Longe de reconduzir, ou mesmo de apenas apontar em direção a um vértice real ou virtual de identidade, longe de indicar o momento do Mesmo em que a dispersão do Outro não se exerceu ainda, o originário no homem é aquilo que, desde o início, o articula com outra coisa que não ele próprio; é aquilo que introduz na sua experiência conteúdos e formas mais antigas do que ele e que ele não domina; é aquilo que, ligando-o a cronologias múltiplas, entrecruzadas, freqüentemente irredutíveis umas às outras, o dispersa através do tempo e o expõe em meio à duração das coisas.
Paradoxalmente, o originário no homem não anuncia o tempo de seu nascimento, nem o núcleo mais antigo de sua experiência:
- liga-o ao que não tem o mesmo tempo que ele;
- e nele libera tudo o que não lhe é contemporâneo;
- indica, sem cessar e numa proliferação sempre renovada, que as coisas começaram bem antes dele e que, por essa mesma razão, ninguém lhe poderia assinalar uma origem, a ele cuja experiência é inteiramente constituída e limitada por essas coisas.
Ora, essa própria impossibilidade tem dois aspectos:
- significa, por um lado, que a origem das coisas está sempre recuada, já que remonta a um calendário onde o homem não figura;
- mas significa, por outro lado, que o homem, por oposição a essas coisas, de que o tempo deixa perceber o nascimento cintilante na sua espessura, é o ser sem origem, aquele “que não tem pátria nem data”, aquele cujo nascimento jamais é acessível porque jamais teve “lugar”.
O que se anuncia no imediato do originário é, pois, que o homem está separado da origem que o tornaria contemporâneo de sua própria existência: em meio a todas as coisas que nascem no tempo e nele sem dúvida morrem, ele, separado de toda origem, já está aí.
De sorte que é nele que as coisas (aquelas mesmas que o excedem) encontram seu começo: mais que cicatriz marcada num instante qualquer da duração, ele é a abertura a partir da qual o tempo em geral pode reconstituir-se, a duração escoar, e as coisas, no momento que lhes é próprio, fazer seu aparecimento.
Se, na ordem empírica, as coisas são sempre recuadas para ele, inapreensíveis em seu ponto zero, o homem se acha fundamentalmente em recuo em relação a esse recuo das coisas e é assim que elas podem, no imediato da experiência originária, fazer pesar sua sólida anterioridade.
Uma tarefa se apresenta então ao pensamento: a de contestar a origem das coisas, mas de contestá-la para fundá-la, reencontrando o modo pelo qual se constitui a possibilidade do tempo – essa origem sem origem nem começo a partir da qual tudo pode nascer.
Semelhante tarefa implica que seja posto em questão tudo o que pertence ao tempo, tudo o que nele se formou, tudo o que se aloja no seu elemento móvel, de maneira que apareça a brecha sem cronologia e sem história donde provém o tempo.

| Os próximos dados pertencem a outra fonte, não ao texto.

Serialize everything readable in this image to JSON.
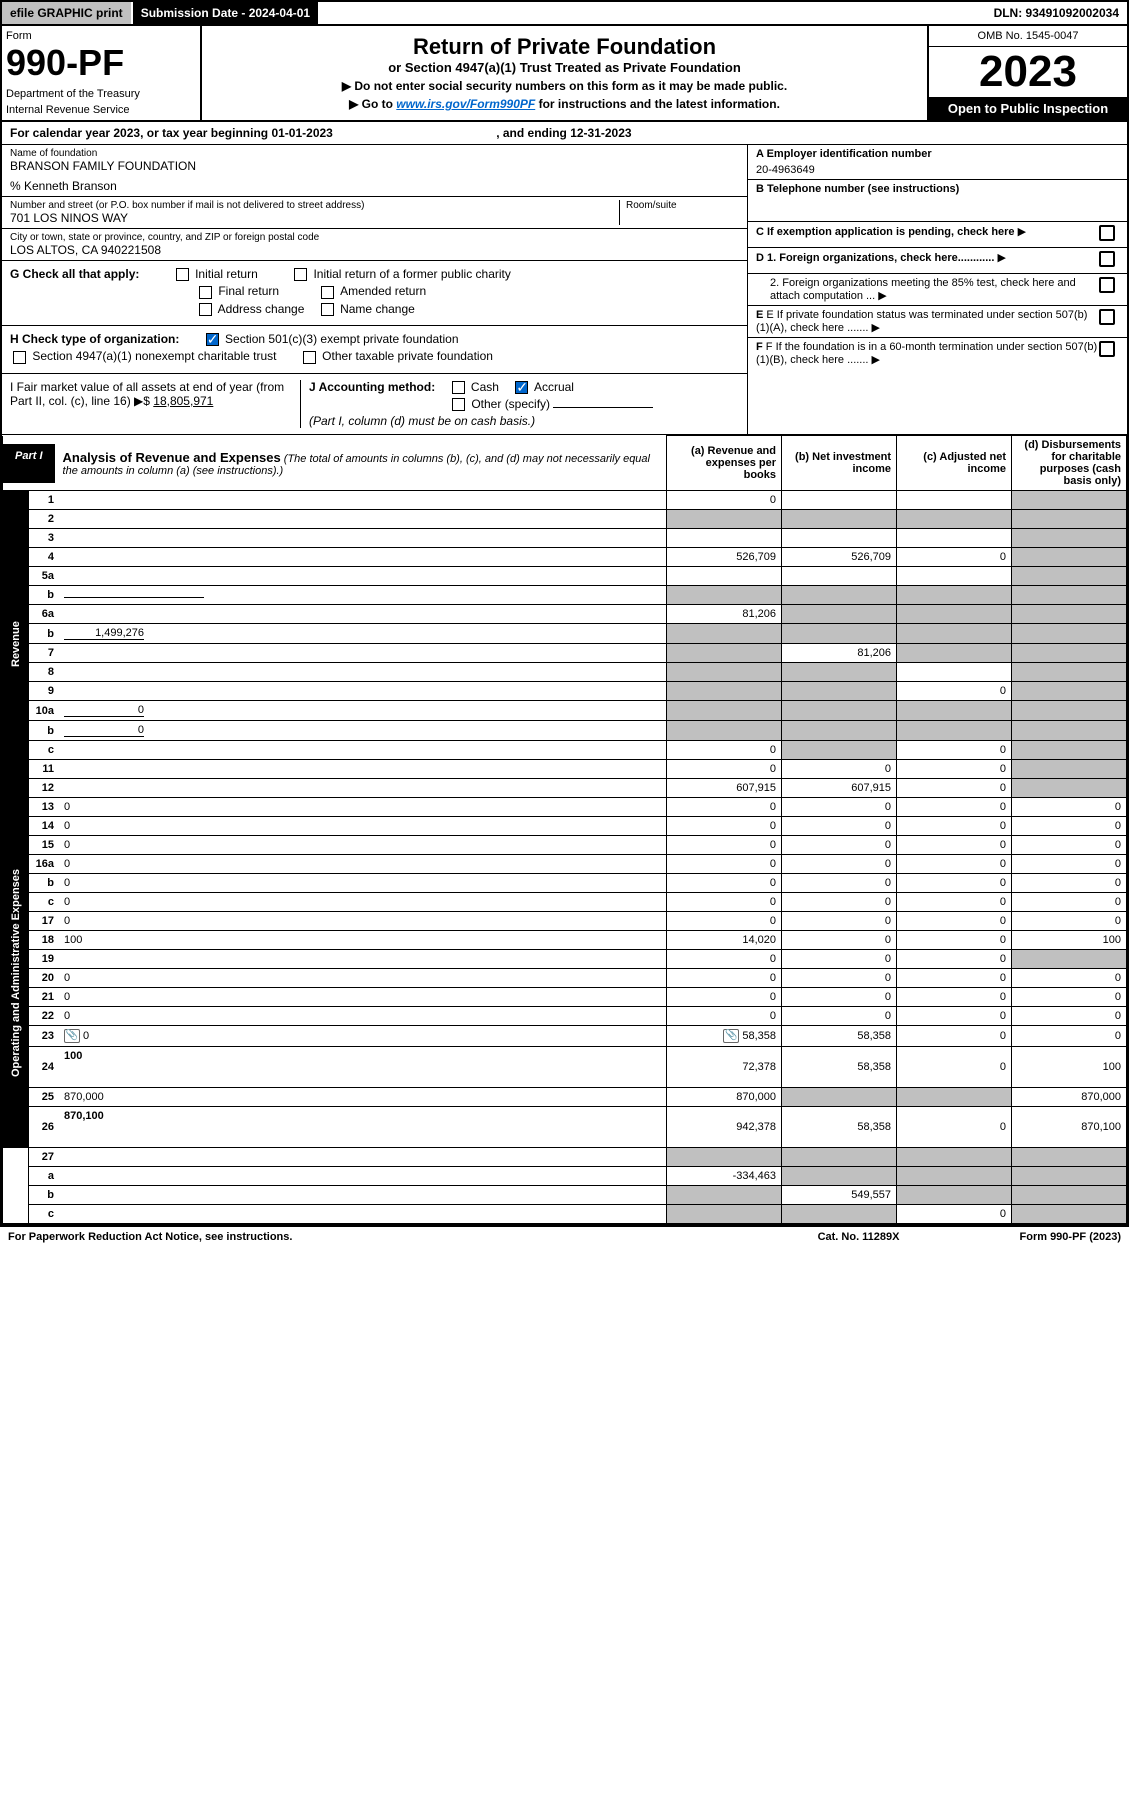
{
  "topbar": {
    "efile": "efile GRAPHIC print",
    "subdate_label": "Submission Date - 2024-04-01",
    "dln": "DLN: 93491092002034"
  },
  "header": {
    "form_label": "Form",
    "form_number": "990-PF",
    "dept": "Department of the Treasury",
    "irs": "Internal Revenue Service",
    "title": "Return of Private Foundation",
    "subtitle": "or Section 4947(a)(1) Trust Treated as Private Foundation",
    "note1": "▶ Do not enter social security numbers on this form as it may be made public.",
    "note2_pre": "▶ Go to ",
    "note2_link": "www.irs.gov/Form990PF",
    "note2_post": " for instructions and the latest information.",
    "omb": "OMB No. 1545-0047",
    "year": "2023",
    "open_public": "Open to Public Inspection"
  },
  "calendar": {
    "text_pre": "For calendar year 2023, or tax year beginning ",
    "begin": "01-01-2023",
    "mid": " , and ending ",
    "end": "12-31-2023"
  },
  "entity": {
    "name_label": "Name of foundation",
    "name": "BRANSON FAMILY FOUNDATION",
    "care_of": "% Kenneth Branson",
    "addr_label": "Number and street (or P.O. box number if mail is not delivered to street address)",
    "addr": "701 LOS NINOS WAY",
    "room_label": "Room/suite",
    "city_label": "City or town, state or province, country, and ZIP or foreign postal code",
    "city": "LOS ALTOS, CA  940221508",
    "ein_label": "A Employer identification number",
    "ein": "20-4963649",
    "phone_label": "B Telephone number (see instructions)",
    "c_label": "C If exemption application is pending, check here",
    "d1_label": "D 1. Foreign organizations, check here............",
    "d2_label": "2. Foreign organizations meeting the 85% test, check here and attach computation ...",
    "e_label": "E If private foundation status was terminated under section 507(b)(1)(A), check here .......",
    "f_label": "F If the foundation is in a 60-month termination under section 507(b)(1)(B), check here .......",
    "g_label": "G Check all that apply:",
    "g_opts": [
      "Initial return",
      "Initial return of a former public charity",
      "Final return",
      "Amended return",
      "Address change",
      "Name change"
    ],
    "h_label": "H Check type of organization:",
    "h_opt1": "Section 501(c)(3) exempt private foundation",
    "h_opt2": "Section 4947(a)(1) nonexempt charitable trust",
    "h_opt3": "Other taxable private foundation",
    "i_label_pre": "I Fair market value of all assets at end of year (from Part II, col. (c), line 16) ▶$ ",
    "i_value": "18,805,971",
    "j_label": "J Accounting method:",
    "j_cash": "Cash",
    "j_accrual": "Accrual",
    "j_other": "Other (specify)",
    "j_note": "(Part I, column (d) must be on cash basis.)"
  },
  "part1": {
    "label": "Part I",
    "title": "Analysis of Revenue and Expenses",
    "desc": " (The total of amounts in columns (b), (c), and (d) may not necessarily equal the amounts in column (a) (see instructions).)",
    "col_a": "(a) Revenue and expenses per books",
    "col_b": "(b) Net investment income",
    "col_c": "(c) Adjusted net income",
    "col_d": "(d) Disbursements for charitable purposes (cash basis only)"
  },
  "sidebars": {
    "revenue": "Revenue",
    "expenses": "Operating and Administrative Expenses"
  },
  "rows": [
    {
      "n": "1",
      "d": "",
      "a": "0",
      "b": "",
      "c": "",
      "shade": [
        "d"
      ]
    },
    {
      "n": "2",
      "d": "",
      "a": "",
      "b": "",
      "c": "",
      "shade": [
        "a",
        "b",
        "c",
        "d"
      ],
      "bold_not": true
    },
    {
      "n": "3",
      "d": "",
      "a": "",
      "b": "",
      "c": "",
      "shade": [
        "d"
      ]
    },
    {
      "n": "4",
      "d": "",
      "a": "526,709",
      "b": "526,709",
      "c": "0",
      "shade": [
        "d"
      ]
    },
    {
      "n": "5a",
      "d": "",
      "a": "",
      "b": "",
      "c": "",
      "shade": [
        "d"
      ]
    },
    {
      "n": "b",
      "d": "",
      "a": "",
      "b": "",
      "c": "",
      "shade": [
        "a",
        "b",
        "c",
        "d"
      ],
      "inline_box": true
    },
    {
      "n": "6a",
      "d": "",
      "a": "81,206",
      "b": "",
      "c": "",
      "shade": [
        "b",
        "c",
        "d"
      ]
    },
    {
      "n": "b",
      "d": "",
      "a": "",
      "b": "",
      "c": "",
      "shade": [
        "a",
        "b",
        "c",
        "d"
      ],
      "inline_val": "1,499,276"
    },
    {
      "n": "7",
      "d": "",
      "a": "",
      "b": "81,206",
      "c": "",
      "shade": [
        "a",
        "c",
        "d"
      ]
    },
    {
      "n": "8",
      "d": "",
      "a": "",
      "b": "",
      "c": "",
      "shade": [
        "a",
        "b",
        "d"
      ]
    },
    {
      "n": "9",
      "d": "",
      "a": "",
      "b": "",
      "c": "0",
      "shade": [
        "a",
        "b",
        "d"
      ]
    },
    {
      "n": "10a",
      "d": "",
      "a": "",
      "b": "",
      "c": "",
      "shade": [
        "a",
        "b",
        "c",
        "d"
      ],
      "inline_val": "0"
    },
    {
      "n": "b",
      "d": "",
      "a": "",
      "b": "",
      "c": "",
      "shade": [
        "a",
        "b",
        "c",
        "d"
      ],
      "inline_val": "0"
    },
    {
      "n": "c",
      "d": "",
      "a": "0",
      "b": "",
      "c": "0",
      "shade": [
        "b",
        "d"
      ]
    },
    {
      "n": "11",
      "d": "",
      "a": "0",
      "b": "0",
      "c": "0",
      "shade": [
        "d"
      ]
    },
    {
      "n": "12",
      "d": "",
      "a": "607,915",
      "b": "607,915",
      "c": "0",
      "shade": [
        "d"
      ],
      "bold": true
    }
  ],
  "expense_rows": [
    {
      "n": "13",
      "d": "0",
      "a": "0",
      "b": "0",
      "c": "0"
    },
    {
      "n": "14",
      "d": "0",
      "a": "0",
      "b": "0",
      "c": "0"
    },
    {
      "n": "15",
      "d": "0",
      "a": "0",
      "b": "0",
      "c": "0"
    },
    {
      "n": "16a",
      "d": "0",
      "a": "0",
      "b": "0",
      "c": "0"
    },
    {
      "n": "b",
      "d": "0",
      "a": "0",
      "b": "0",
      "c": "0"
    },
    {
      "n": "c",
      "d": "0",
      "a": "0",
      "b": "0",
      "c": "0"
    },
    {
      "n": "17",
      "d": "0",
      "a": "0",
      "b": "0",
      "c": "0"
    },
    {
      "n": "18",
      "d": "100",
      "a": "14,020",
      "b": "0",
      "c": "0"
    },
    {
      "n": "19",
      "d": "",
      "a": "0",
      "b": "0",
      "c": "0",
      "shade": [
        "d"
      ]
    },
    {
      "n": "20",
      "d": "0",
      "a": "0",
      "b": "0",
      "c": "0"
    },
    {
      "n": "21",
      "d": "0",
      "a": "0",
      "b": "0",
      "c": "0"
    },
    {
      "n": "22",
      "d": "0",
      "a": "0",
      "b": "0",
      "c": "0"
    },
    {
      "n": "23",
      "d": "0",
      "a": "58,358",
      "b": "58,358",
      "c": "0",
      "icon": true
    },
    {
      "n": "24",
      "d": "100",
      "a": "72,378",
      "b": "58,358",
      "c": "0",
      "bold": true,
      "tall": true
    },
    {
      "n": "25",
      "d": "870,000",
      "a": "870,000",
      "b": "",
      "c": "",
      "shade": [
        "b",
        "c"
      ]
    },
    {
      "n": "26",
      "d": "870,100",
      "a": "942,378",
      "b": "58,358",
      "c": "0",
      "bold": true,
      "tall": true
    }
  ],
  "bottom_rows": [
    {
      "n": "27",
      "d": "",
      "a": "",
      "b": "",
      "c": "",
      "shade": [
        "a",
        "b",
        "c",
        "d"
      ]
    },
    {
      "n": "a",
      "d": "",
      "a": "-334,463",
      "b": "",
      "c": "",
      "shade": [
        "b",
        "c",
        "d"
      ],
      "bold": true
    },
    {
      "n": "b",
      "d": "",
      "a": "",
      "b": "549,557",
      "c": "",
      "shade": [
        "a",
        "c",
        "d"
      ],
      "bold": true
    },
    {
      "n": "c",
      "d": "",
      "a": "",
      "b": "",
      "c": "0",
      "shade": [
        "a",
        "b",
        "d"
      ],
      "bold": true
    }
  ],
  "footer": {
    "left": "For Paperwork Reduction Act Notice, see instructions.",
    "mid": "Cat. No. 11289X",
    "right": "Form 990-PF (2023)"
  },
  "colors": {
    "shaded": "#c0c0c0",
    "black": "#000000",
    "link": "#0066cc"
  }
}
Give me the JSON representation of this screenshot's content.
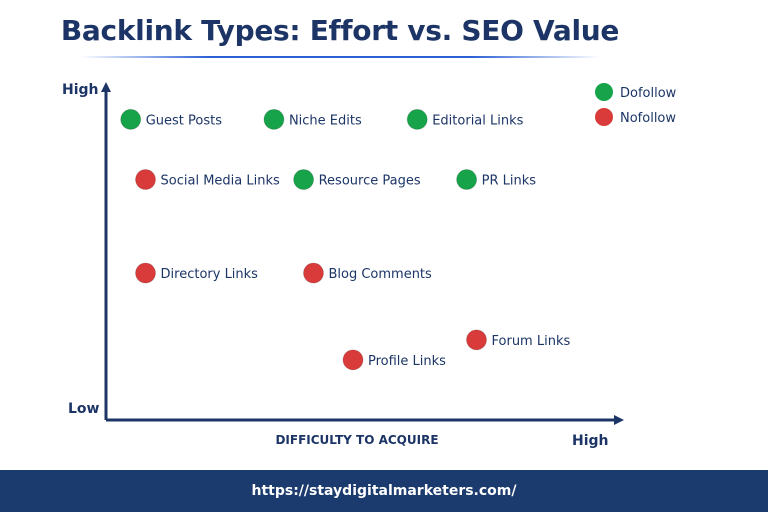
{
  "title": "Backlink Types: Effort vs. SEO Value",
  "footer": {
    "url": "https://staydigitalmarketers.com/"
  },
  "colors": {
    "dofollow": "#16a34a",
    "nofollow": "#d93a3a",
    "axis": "#1c3566",
    "text": "#1c3566"
  },
  "chart_data": {
    "type": "scatter",
    "title": "Backlink Types: Effort vs. SEO Value",
    "xlabel": "DIFFICULTY TO ACQUIRE",
    "ylabel": "",
    "x_tick_labels": {
      "high": "High"
    },
    "y_tick_labels": {
      "high": "High",
      "low": "Low"
    },
    "xlim": [
      0,
      10
    ],
    "ylim": [
      0,
      10
    ],
    "grid": false,
    "legend_position": "top-right",
    "series": [
      {
        "name": "Dofollow",
        "points": [
          {
            "label": "Guest Posts",
            "x": 0.5,
            "y": 9.0
          },
          {
            "label": "Niche Edits",
            "x": 3.4,
            "y": 9.0
          },
          {
            "label": "Editorial Links",
            "x": 6.3,
            "y": 9.0
          },
          {
            "label": "Resource Pages",
            "x": 4.0,
            "y": 7.2
          },
          {
            "label": "PR Links",
            "x": 7.3,
            "y": 7.2
          }
        ]
      },
      {
        "name": "Nofollow",
        "points": [
          {
            "label": "Social Media Links",
            "x": 0.8,
            "y": 7.2
          },
          {
            "label": "Directory Links",
            "x": 0.8,
            "y": 4.4
          },
          {
            "label": "Blog Comments",
            "x": 4.2,
            "y": 4.4
          },
          {
            "label": "Forum Links",
            "x": 7.5,
            "y": 2.4
          },
          {
            "label": "Profile Links",
            "x": 5.0,
            "y": 1.8
          }
        ]
      }
    ]
  }
}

Este estaria então suspenso nesse pensamento que, contudo, não lhe escapa, já que nunca é contemporâneo da origem; mas essa suspensão teria o poder de abalar a relação recíproca entre a origem e o pensamento; o tempo giraria em torno de si e a origem, tendo-se tornado aquilo que o pensamento tem ainda que pensar e sempre de novo, lhe seria prometida numa iminência sempre mais próxima, jamais realizada.
A origem é então o que está em via de voltar, a repetição para a qual tende o pensamento, o retomo do que sempre já começou, a proximidade de uma luz que desde sempre brilhou.
Assim, uma terceira vez, a origem se perfila através do tempo; mas desta feita é o recuo no futuro, a injunção que o pensamento recebe e se faz a si mesmo de avançar, passo a passo, em direção ao que não cessou de torná-lo possível, de espreitar adiante de si, sobre a linha sempre recuada de seu horizonte, a luz donde ele veio e donde profusamente advém.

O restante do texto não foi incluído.